I seem to remember that one of the assumptions with Fourier transforms working at steady state was that there was infinite energy in the system. I love how you’ve deconstructed the ideal that electricity propagates at the speed of light. Any chance you can do a series deconstructing the assumptions that we make when using Fourier transforms?

I enjoyed very much your STEM microscope video of a GaAs sample. For a seasone geologist like me, it is amazing to see rows of atoms and actually distinguish smaller and larger radius ions. Thanks for this next experiment. Many thanks and congratulations for the ggod science!! Jaime ARIAS Geologist (1972), Ph. D. in Applied Geochemistry (1978)

Somehow you explained this stuff better in 25 minutes than an entire semester of physics classes.

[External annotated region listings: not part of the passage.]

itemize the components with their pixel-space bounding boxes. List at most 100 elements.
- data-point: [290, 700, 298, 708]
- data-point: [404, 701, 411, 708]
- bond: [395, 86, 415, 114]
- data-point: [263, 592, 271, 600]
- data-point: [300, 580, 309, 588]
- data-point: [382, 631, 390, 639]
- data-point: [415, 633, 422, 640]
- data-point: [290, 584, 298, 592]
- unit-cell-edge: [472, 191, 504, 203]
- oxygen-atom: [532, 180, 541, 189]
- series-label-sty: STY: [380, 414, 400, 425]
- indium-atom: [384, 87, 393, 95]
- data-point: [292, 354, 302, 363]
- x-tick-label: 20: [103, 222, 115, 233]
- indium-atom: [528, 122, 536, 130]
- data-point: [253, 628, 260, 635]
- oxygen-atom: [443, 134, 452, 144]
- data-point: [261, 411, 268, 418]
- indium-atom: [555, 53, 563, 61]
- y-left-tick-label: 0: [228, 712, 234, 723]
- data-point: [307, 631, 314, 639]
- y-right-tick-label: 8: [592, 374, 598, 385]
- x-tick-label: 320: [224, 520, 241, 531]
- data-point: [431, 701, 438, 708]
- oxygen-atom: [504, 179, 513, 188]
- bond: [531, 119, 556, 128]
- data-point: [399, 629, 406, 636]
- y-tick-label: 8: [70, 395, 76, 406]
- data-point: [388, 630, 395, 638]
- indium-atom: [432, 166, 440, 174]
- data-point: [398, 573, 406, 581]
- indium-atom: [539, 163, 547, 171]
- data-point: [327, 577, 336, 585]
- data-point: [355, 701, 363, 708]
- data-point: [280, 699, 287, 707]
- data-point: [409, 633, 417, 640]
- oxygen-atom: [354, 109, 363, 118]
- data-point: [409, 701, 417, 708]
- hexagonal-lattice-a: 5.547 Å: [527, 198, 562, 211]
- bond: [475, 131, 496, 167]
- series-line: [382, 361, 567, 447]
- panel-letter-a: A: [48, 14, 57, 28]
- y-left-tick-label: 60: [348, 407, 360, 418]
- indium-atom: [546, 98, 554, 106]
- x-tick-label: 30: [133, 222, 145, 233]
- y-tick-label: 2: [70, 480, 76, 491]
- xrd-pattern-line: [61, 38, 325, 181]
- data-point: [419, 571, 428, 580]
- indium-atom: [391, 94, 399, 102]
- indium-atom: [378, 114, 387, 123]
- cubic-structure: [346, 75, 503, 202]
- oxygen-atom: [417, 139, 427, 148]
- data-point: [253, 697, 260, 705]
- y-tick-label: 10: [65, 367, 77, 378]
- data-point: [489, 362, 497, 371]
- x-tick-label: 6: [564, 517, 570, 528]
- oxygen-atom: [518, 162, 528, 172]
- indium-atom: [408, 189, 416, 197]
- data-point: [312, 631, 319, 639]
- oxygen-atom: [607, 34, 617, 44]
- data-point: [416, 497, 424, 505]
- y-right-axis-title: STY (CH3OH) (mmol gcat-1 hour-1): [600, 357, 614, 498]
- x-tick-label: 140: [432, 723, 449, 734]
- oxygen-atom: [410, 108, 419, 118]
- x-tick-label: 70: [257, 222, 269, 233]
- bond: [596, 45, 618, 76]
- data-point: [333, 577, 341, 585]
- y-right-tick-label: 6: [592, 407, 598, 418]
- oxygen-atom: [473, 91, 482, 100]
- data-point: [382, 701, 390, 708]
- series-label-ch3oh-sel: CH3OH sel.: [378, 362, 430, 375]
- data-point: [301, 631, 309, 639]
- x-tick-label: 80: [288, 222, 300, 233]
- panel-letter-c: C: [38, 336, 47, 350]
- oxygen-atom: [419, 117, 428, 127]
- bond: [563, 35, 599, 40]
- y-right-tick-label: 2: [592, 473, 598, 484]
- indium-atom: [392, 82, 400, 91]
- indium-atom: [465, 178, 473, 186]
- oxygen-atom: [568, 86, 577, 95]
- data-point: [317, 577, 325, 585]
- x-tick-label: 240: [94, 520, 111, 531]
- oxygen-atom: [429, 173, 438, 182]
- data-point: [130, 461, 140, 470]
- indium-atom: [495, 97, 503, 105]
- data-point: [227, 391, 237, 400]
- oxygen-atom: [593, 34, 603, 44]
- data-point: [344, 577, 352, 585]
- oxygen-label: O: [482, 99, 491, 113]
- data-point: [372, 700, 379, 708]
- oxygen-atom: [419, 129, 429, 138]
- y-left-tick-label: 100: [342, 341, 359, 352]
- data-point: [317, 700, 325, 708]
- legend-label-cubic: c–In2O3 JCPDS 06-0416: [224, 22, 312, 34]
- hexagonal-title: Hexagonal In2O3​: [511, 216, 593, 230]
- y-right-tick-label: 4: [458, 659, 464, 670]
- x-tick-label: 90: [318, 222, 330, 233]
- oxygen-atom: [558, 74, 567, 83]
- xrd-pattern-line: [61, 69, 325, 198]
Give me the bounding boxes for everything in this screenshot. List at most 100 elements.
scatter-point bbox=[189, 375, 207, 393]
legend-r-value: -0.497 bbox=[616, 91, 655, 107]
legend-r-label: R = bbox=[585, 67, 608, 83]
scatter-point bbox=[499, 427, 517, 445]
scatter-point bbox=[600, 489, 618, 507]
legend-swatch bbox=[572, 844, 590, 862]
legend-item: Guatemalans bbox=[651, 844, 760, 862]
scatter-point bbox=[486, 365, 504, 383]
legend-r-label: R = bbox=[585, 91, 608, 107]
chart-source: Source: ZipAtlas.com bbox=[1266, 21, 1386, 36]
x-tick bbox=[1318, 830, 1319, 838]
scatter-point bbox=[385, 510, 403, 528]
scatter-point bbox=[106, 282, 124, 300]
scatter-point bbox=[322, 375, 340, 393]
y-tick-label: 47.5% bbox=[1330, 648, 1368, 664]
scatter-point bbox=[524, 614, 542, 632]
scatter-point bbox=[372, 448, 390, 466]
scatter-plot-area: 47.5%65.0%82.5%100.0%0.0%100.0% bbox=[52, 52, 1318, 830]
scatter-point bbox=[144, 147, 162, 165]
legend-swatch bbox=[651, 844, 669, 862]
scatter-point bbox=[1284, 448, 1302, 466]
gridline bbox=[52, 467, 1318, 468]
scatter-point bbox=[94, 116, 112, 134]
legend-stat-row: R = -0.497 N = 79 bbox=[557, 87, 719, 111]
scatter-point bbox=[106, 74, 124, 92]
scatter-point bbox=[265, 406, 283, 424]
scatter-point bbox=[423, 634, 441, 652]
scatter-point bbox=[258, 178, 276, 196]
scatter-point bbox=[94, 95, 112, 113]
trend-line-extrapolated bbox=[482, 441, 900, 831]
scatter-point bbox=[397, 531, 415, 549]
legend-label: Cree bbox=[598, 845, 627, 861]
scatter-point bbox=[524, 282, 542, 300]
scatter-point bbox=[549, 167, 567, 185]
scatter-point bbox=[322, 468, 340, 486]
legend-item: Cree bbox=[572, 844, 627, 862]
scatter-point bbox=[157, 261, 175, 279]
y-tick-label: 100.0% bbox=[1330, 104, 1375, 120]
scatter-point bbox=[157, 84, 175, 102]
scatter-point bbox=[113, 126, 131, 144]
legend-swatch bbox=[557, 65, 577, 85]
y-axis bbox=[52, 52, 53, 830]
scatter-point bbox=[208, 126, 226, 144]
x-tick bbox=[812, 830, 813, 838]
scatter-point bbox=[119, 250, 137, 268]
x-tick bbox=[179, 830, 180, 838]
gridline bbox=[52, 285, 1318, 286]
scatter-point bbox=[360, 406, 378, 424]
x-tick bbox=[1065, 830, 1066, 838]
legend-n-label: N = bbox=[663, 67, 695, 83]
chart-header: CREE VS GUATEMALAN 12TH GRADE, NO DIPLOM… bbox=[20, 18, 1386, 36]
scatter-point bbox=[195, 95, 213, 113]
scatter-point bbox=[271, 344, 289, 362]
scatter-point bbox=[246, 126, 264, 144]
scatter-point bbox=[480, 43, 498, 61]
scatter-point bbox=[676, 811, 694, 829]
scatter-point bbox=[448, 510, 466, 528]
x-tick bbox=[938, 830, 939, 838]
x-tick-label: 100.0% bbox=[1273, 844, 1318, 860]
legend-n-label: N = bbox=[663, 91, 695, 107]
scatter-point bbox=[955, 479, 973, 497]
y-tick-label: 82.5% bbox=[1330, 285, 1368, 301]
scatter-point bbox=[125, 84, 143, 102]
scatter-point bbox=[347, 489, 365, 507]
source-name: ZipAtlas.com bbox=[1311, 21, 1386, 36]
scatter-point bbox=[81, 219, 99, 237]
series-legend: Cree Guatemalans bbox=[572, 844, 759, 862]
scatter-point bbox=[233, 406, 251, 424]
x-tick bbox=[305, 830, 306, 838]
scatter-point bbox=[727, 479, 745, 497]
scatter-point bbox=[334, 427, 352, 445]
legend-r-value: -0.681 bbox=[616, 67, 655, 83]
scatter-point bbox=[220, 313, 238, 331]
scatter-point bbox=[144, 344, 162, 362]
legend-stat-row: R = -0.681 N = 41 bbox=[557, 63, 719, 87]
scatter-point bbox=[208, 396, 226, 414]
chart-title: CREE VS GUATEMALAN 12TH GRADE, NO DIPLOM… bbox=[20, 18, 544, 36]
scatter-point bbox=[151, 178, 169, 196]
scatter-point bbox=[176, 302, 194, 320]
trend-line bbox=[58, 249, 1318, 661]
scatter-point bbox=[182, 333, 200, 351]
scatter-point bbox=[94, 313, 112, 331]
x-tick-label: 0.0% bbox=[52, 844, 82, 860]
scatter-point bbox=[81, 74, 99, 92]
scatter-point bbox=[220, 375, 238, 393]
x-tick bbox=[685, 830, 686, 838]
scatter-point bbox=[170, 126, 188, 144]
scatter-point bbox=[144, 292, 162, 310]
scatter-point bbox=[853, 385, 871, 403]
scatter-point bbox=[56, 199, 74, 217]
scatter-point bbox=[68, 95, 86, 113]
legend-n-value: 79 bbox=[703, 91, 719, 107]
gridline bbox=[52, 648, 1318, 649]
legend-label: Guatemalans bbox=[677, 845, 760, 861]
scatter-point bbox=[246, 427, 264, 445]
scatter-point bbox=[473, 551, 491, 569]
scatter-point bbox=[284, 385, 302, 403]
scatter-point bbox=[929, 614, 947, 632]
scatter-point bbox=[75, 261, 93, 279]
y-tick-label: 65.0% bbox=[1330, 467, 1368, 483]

In my opinion you might be measuring the voltage at the wrong time. The voltage should be measured somewhere between V*√2 to MAX V. AC is always calculated at the MAX V*√2 as this is the RMS value ≈ actual power. Also you should measure the phase angle between V and I, not just V. It would be interesting to see the change of salt water and fresh water as the dielectric properties are extremely different between the two.

In electronics repair school, decades ago, the movement of electrons through a wire was likened to billiard balls in a line, each bumping into the next but moving very little themselves. Seems like that explanation holds.

Wow what a gem of a channel. Subscribed 👍

Electricity travels slower than the speed of light through coax cable. That is what the velocity factor rating is.